Ten aanzien van de stelling van het college over de (on)mogelijkheid van de vaststelling van de geluidbelasting van de in geding zijnde activiteiten, overweegt de Afdeling dat het college bij het opnieuw nemen van een besluit geluidonderzoek zal moeten verrichten op een dag dat veel vervoersbewegingen plaatsvinden van paarden in trailers, zodat een representatief beeld kan worden verkregen van de geluidbelasting van die activiteiten.
2.6. Het beroep is, voor zover ontvankelijk, gegrond. Het besluit van 30 oktober 2009 komt voor vernietiging in aanmerking. Het college dient een nieuw besluit te nemen met inachtneming van deze uitspraak, waarbij tevens opnieuw dient te worden beslist over het verzoek van appellanten om vergoeding van de gemaakte kosten in verband met de behandeling van het bezwaar als bedoeld in artikel 7:15, tweede lid, van de Algemene wet bestuursrecht.
2.7. Het college dient op na te melden wijze in de proceskosten te worden veroordeeld.

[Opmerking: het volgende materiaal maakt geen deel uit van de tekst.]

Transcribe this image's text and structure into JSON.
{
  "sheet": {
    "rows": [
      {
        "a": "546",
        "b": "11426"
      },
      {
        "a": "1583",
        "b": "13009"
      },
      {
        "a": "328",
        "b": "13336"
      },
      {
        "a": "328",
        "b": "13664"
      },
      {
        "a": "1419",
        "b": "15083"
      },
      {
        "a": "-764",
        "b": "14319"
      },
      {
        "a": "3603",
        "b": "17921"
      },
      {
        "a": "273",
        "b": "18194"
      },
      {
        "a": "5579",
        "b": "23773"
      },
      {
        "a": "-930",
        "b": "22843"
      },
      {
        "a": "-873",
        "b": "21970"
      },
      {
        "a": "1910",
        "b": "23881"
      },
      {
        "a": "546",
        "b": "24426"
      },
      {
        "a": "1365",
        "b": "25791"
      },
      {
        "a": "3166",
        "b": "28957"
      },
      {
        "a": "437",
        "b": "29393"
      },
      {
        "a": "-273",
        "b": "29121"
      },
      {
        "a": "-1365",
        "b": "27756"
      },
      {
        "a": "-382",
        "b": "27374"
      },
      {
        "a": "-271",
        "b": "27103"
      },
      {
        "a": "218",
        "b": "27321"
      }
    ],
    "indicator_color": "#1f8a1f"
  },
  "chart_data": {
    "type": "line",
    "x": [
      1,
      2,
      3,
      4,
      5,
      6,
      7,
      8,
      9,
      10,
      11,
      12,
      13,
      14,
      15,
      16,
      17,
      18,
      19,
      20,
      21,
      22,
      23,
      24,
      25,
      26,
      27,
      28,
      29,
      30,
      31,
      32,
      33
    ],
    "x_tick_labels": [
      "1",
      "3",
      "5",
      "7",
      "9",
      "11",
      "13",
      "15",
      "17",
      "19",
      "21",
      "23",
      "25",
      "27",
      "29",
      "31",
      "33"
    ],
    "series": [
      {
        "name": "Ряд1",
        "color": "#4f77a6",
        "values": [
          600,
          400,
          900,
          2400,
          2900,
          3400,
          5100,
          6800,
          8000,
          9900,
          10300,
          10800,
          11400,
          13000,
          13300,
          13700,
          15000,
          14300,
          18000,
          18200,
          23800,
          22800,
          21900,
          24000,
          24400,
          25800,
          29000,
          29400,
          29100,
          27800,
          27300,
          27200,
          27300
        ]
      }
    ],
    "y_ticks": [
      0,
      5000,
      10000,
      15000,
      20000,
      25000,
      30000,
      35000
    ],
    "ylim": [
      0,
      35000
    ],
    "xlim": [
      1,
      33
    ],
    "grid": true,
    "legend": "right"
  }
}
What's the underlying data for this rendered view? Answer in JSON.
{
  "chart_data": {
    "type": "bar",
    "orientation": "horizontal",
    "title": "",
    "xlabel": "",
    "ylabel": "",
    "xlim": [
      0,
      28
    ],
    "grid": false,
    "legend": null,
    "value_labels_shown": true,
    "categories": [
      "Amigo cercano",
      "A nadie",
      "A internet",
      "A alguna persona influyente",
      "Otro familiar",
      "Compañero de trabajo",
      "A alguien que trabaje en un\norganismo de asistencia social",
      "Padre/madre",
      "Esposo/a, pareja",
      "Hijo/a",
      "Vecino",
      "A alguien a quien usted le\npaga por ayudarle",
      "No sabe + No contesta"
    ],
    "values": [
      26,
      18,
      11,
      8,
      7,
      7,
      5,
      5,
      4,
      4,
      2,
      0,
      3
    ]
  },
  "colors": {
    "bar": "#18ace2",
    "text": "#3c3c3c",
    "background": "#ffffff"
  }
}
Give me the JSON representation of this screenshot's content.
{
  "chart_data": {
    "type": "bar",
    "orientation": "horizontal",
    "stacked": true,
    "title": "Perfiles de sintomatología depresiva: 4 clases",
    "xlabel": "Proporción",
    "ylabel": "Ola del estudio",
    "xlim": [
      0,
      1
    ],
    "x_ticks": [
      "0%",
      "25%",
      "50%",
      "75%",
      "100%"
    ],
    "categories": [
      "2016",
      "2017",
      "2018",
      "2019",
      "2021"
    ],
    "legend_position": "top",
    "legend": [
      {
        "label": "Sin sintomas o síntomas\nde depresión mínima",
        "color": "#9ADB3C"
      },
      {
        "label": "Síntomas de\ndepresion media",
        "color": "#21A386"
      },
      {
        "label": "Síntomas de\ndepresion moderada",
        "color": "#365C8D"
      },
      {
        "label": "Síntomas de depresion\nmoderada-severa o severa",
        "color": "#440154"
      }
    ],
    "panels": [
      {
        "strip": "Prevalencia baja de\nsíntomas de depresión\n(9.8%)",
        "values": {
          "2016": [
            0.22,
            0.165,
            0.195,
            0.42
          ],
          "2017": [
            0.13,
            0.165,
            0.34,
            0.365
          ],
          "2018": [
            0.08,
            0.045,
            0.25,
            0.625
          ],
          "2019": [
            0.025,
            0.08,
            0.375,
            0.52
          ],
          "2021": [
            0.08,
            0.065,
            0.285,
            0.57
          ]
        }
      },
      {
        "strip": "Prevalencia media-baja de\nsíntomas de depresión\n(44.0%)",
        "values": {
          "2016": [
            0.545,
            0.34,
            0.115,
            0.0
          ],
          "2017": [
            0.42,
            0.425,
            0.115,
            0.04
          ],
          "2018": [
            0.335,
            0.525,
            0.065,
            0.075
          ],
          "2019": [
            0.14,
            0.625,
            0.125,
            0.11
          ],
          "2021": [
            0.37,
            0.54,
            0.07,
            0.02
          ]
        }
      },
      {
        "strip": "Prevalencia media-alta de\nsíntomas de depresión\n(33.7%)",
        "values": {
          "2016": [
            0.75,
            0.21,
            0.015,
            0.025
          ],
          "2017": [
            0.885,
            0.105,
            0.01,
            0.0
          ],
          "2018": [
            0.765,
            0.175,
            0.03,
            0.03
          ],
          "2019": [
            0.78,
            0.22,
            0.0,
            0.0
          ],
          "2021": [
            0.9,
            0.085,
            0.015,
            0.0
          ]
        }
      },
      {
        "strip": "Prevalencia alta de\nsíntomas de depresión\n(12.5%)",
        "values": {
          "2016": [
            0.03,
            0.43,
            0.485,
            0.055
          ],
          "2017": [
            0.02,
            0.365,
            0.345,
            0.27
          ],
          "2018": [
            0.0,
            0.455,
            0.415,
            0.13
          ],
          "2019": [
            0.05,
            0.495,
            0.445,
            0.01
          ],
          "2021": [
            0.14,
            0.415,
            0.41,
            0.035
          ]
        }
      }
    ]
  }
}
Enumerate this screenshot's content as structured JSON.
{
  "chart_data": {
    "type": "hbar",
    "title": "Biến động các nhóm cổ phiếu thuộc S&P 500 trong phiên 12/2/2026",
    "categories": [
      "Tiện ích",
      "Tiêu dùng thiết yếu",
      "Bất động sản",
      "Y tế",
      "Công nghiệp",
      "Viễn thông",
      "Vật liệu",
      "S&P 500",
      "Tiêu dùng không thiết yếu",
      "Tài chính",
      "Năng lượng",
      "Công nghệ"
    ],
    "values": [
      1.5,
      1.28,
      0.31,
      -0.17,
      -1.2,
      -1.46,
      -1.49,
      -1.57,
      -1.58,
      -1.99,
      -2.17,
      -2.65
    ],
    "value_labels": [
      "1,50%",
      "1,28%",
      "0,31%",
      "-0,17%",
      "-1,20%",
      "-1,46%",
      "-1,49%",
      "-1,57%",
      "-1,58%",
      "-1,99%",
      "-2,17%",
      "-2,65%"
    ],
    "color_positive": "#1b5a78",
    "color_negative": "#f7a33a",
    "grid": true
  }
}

De Afdeling bestuursrechtspraak van de Raad van State
Recht doende in naam der Koningin:
I. verklaart het beroep niet-ontvankelijk voor zover het is gericht tegen het niet tijdig nemen van een besluit op bezwaar;
II. verklaart het beroep voor het overige gegrond;
III. vernietigt het besluit van het college van burgemeester en wethouders van Wijdemeren van 30 oktober 2009, kenmerk B/05824/091022/JP;
I. draagt het college van burgemeester en wethouders van Wijdemeren op om binnen zes weken na de verzending van deze uitspraak met inachtneming van hetgeen in deze uitspraak is overwogen een nieuw besluit te nemen;
II. veroordeelt het college van burgemeester en wethouders van Wijdemeren tot vergoeding van bij [appellant] in verband met de behandeling van het beroep opgekomen proceskosten tot een bedrag van € 1166,56 (zegge: duizendhonderdzesenzestig euro en zesenvijftig cent), waarvan € 874,00 is toe te rekenen aan door een derde beroepsmatig verleende rechtsbijstand;
IV. gelast dat het college van burgemeester en wethouders van Wijdemeren aan [appellant] het door hem voor de behandeling van het beroep betaalde griffierecht ten bedrage van € 150,00 (zegge: honderdvijftig euro) vergoedt.
Aldus vastgesteld door door mr. Th.G. Drupsteen, voorzitter, en mr. W.D.M. van Diepenbeek en mr. Th.C. van Sloten, leden, in tegenwoordigheid van mr. J. Fransen, ambtenaar van Staat.